A property survey is a legal document graphically outlining the conditions of a given property in a map format. They are drafted by professional state licensed surveyors or engineers; the homeowner is responsible for obtaining and paying for a survey. Most commonly these are required at the time of the home being purchased. If you do not have a survey one must be obtained prior to applying for any zoning permits. The township does not retain surveys outside of when they are submitted by the owner for proposed work, these surveys generally cannot be reused for multiple projects due to the nature of the work modifying the site conditions.

A survey is required for every zoning permit and must be provided in its original to-scale state. The zoning officer requires the survey to ascertain the existing site conditions and how they impact the proposed work.
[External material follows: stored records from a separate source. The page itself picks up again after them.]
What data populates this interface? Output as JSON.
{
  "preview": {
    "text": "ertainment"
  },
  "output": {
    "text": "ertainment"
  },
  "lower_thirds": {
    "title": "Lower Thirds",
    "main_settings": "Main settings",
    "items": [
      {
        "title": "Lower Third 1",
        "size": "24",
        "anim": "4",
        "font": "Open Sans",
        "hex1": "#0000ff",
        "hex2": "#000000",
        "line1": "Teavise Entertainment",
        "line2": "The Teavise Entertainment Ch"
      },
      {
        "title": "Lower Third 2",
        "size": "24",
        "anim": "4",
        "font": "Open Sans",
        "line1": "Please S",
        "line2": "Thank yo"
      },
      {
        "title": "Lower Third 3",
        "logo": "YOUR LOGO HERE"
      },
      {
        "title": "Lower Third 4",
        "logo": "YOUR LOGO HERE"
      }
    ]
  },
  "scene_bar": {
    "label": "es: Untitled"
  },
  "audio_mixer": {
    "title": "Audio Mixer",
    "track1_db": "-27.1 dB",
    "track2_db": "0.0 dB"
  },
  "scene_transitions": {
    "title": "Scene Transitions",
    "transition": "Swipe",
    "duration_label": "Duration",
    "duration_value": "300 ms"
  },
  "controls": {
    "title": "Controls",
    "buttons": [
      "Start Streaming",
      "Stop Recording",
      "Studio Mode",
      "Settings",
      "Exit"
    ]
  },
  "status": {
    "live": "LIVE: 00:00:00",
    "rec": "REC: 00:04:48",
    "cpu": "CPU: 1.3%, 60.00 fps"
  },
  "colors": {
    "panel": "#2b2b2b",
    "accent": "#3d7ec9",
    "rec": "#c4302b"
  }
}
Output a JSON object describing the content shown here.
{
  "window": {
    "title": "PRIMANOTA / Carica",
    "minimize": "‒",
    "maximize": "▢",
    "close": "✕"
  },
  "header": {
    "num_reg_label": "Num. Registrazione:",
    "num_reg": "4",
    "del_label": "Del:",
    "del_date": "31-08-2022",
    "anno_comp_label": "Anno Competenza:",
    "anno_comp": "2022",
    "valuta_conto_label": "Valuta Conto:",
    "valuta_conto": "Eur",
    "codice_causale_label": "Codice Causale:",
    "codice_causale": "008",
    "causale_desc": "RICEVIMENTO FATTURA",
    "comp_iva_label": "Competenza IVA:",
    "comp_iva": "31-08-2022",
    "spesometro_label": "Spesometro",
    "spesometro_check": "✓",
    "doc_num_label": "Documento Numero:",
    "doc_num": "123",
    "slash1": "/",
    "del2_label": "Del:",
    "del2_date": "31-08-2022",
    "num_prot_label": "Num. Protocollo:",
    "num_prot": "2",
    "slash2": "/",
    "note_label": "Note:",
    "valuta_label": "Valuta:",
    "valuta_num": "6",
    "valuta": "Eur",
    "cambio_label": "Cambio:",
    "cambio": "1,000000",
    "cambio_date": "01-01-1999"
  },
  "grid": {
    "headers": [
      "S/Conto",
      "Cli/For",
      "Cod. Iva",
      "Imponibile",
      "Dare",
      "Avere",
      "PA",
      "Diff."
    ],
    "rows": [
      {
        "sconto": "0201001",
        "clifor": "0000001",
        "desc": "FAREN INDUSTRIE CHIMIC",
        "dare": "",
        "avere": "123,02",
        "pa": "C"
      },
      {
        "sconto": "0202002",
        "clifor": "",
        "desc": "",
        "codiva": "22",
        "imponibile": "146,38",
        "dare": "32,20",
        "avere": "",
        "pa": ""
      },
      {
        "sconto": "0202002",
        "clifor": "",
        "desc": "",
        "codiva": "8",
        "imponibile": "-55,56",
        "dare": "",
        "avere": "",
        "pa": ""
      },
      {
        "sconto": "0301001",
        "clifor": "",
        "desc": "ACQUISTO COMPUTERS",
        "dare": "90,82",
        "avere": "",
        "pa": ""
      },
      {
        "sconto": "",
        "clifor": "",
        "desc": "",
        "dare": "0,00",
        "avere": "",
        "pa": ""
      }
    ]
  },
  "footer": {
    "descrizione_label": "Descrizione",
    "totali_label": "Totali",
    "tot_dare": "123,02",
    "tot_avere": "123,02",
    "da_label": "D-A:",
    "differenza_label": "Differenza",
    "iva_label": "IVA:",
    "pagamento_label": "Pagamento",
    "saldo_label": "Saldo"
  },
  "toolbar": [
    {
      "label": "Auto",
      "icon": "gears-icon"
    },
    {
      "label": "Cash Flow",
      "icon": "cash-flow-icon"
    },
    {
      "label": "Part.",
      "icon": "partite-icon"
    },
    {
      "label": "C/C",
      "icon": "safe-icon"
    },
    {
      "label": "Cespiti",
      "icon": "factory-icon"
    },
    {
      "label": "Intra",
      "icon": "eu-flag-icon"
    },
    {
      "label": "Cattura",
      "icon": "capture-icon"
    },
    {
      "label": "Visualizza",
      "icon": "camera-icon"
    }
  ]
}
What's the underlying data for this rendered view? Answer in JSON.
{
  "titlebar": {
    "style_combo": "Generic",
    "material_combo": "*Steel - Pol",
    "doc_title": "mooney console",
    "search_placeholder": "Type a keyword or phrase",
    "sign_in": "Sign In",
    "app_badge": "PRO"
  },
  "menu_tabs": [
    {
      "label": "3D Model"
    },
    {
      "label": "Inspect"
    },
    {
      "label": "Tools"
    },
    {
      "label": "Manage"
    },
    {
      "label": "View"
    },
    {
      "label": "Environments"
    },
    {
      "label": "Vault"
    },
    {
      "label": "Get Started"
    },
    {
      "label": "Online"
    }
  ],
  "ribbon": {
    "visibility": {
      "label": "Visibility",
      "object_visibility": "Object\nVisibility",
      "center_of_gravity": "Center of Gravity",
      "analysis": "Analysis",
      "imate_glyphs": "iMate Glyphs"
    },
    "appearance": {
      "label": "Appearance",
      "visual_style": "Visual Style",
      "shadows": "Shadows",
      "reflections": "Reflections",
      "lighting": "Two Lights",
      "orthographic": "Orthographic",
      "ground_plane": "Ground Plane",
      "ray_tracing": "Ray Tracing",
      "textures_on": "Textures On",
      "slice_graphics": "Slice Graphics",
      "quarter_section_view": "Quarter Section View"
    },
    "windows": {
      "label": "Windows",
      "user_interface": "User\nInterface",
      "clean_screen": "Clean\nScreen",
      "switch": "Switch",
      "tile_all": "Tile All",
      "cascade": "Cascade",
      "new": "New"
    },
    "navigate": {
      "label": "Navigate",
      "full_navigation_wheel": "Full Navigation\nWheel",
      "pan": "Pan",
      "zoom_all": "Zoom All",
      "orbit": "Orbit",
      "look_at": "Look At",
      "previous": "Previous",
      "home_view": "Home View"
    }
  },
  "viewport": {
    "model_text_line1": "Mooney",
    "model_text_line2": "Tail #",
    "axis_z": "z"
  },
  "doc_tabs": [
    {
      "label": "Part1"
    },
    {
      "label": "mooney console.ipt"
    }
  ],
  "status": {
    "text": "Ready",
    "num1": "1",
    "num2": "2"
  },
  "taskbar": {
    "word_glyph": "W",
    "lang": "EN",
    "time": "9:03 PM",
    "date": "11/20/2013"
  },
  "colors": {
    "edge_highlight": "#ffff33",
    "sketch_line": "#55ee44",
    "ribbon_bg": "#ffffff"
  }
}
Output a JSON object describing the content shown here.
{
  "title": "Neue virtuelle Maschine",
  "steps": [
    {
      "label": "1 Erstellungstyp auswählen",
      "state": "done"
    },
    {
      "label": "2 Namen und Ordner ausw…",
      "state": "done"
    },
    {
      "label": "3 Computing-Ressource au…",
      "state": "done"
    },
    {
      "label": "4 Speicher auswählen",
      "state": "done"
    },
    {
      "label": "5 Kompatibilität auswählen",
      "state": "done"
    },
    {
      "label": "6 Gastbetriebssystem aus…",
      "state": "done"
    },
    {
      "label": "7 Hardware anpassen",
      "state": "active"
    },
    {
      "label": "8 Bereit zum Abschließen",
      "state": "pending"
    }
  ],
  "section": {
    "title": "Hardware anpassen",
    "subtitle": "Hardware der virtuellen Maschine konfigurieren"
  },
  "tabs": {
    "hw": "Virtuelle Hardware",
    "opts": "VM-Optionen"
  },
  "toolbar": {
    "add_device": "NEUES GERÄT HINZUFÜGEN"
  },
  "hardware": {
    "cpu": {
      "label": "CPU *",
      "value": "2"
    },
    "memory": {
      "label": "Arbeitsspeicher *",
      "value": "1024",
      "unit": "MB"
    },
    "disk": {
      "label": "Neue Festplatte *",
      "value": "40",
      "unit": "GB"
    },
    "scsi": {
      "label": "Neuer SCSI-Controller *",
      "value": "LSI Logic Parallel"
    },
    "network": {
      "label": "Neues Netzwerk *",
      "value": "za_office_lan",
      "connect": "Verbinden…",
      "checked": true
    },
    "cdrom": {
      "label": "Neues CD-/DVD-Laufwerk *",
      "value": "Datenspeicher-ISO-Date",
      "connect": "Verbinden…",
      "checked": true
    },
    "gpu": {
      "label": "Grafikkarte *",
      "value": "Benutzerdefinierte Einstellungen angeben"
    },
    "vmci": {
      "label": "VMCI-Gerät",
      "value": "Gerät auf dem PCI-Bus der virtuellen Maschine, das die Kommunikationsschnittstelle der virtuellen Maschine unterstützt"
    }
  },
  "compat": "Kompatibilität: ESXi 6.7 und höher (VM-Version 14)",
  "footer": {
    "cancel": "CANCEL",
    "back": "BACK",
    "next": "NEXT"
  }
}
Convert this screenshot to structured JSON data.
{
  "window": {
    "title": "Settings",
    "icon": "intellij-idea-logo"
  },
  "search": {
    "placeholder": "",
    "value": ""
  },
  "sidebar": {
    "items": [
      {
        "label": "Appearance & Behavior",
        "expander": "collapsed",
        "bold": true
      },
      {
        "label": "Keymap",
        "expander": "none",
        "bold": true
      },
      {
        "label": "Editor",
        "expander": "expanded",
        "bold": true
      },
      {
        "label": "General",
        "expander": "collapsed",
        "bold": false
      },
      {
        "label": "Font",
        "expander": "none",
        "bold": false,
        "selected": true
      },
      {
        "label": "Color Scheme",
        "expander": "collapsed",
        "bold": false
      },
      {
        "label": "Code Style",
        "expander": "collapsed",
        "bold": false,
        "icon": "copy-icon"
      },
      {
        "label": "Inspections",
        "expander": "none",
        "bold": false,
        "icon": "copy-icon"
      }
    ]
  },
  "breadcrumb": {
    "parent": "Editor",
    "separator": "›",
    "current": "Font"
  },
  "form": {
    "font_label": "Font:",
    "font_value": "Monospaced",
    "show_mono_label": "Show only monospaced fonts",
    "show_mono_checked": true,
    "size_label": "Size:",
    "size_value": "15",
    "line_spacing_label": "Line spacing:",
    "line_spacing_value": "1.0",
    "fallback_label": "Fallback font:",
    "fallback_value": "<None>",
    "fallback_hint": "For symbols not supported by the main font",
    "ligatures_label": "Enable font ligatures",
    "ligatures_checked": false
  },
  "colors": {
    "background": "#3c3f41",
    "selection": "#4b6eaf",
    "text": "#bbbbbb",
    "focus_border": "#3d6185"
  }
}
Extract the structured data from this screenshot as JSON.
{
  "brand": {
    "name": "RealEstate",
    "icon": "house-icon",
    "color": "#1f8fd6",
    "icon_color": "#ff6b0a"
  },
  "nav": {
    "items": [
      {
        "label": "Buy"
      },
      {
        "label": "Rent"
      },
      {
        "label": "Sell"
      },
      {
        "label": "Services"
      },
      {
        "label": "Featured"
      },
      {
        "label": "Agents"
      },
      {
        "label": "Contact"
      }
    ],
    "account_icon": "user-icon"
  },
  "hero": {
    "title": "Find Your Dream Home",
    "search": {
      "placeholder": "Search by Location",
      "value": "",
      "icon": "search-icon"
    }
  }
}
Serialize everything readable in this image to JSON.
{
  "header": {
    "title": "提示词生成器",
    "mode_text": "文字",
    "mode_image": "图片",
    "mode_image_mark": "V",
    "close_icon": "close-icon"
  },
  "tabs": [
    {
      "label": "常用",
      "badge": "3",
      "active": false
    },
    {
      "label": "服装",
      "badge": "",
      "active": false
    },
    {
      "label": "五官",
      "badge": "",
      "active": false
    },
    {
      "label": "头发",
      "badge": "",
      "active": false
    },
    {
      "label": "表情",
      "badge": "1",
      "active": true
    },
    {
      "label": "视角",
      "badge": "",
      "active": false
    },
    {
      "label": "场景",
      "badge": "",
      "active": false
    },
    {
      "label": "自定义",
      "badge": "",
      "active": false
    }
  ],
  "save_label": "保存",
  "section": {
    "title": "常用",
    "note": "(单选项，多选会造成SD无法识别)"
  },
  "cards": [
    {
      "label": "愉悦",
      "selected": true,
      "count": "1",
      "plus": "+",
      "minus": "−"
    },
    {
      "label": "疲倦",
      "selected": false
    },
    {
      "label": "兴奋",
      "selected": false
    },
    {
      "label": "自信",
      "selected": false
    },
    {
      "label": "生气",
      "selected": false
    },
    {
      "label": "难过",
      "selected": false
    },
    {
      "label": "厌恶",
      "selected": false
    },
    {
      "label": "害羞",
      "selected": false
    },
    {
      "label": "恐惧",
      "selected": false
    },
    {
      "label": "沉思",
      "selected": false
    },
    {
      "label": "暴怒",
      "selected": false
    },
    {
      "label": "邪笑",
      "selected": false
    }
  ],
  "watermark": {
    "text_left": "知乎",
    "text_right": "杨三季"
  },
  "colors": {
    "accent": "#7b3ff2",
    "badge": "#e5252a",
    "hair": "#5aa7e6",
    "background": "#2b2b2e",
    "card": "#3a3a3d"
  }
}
A land survey must show locations and distances precisely and accurately on a single sheet of paper. The proportion chosen for a particular land survey is its scale. Simply defined, scale is the relationship between the distance on the survey and the distance on the ground (indicated on the survey as 1” = 10’, 1” = 20’, 1’ = 30’ etc)

The only copy you can be sure that is to scale is the copy that is signed and stamped with a raised seal. All other copies may or may not be to scale depending, on how they were duplicated.

A survey should contain all the current site conditions and setbacks to all applicable structures.

In the case of projects with changes in elevation, topographical calculations may be required to be added by the surveyor.

In case of projects increasing building or lot coverage, coverage calculations may be required to be added by the surveyor.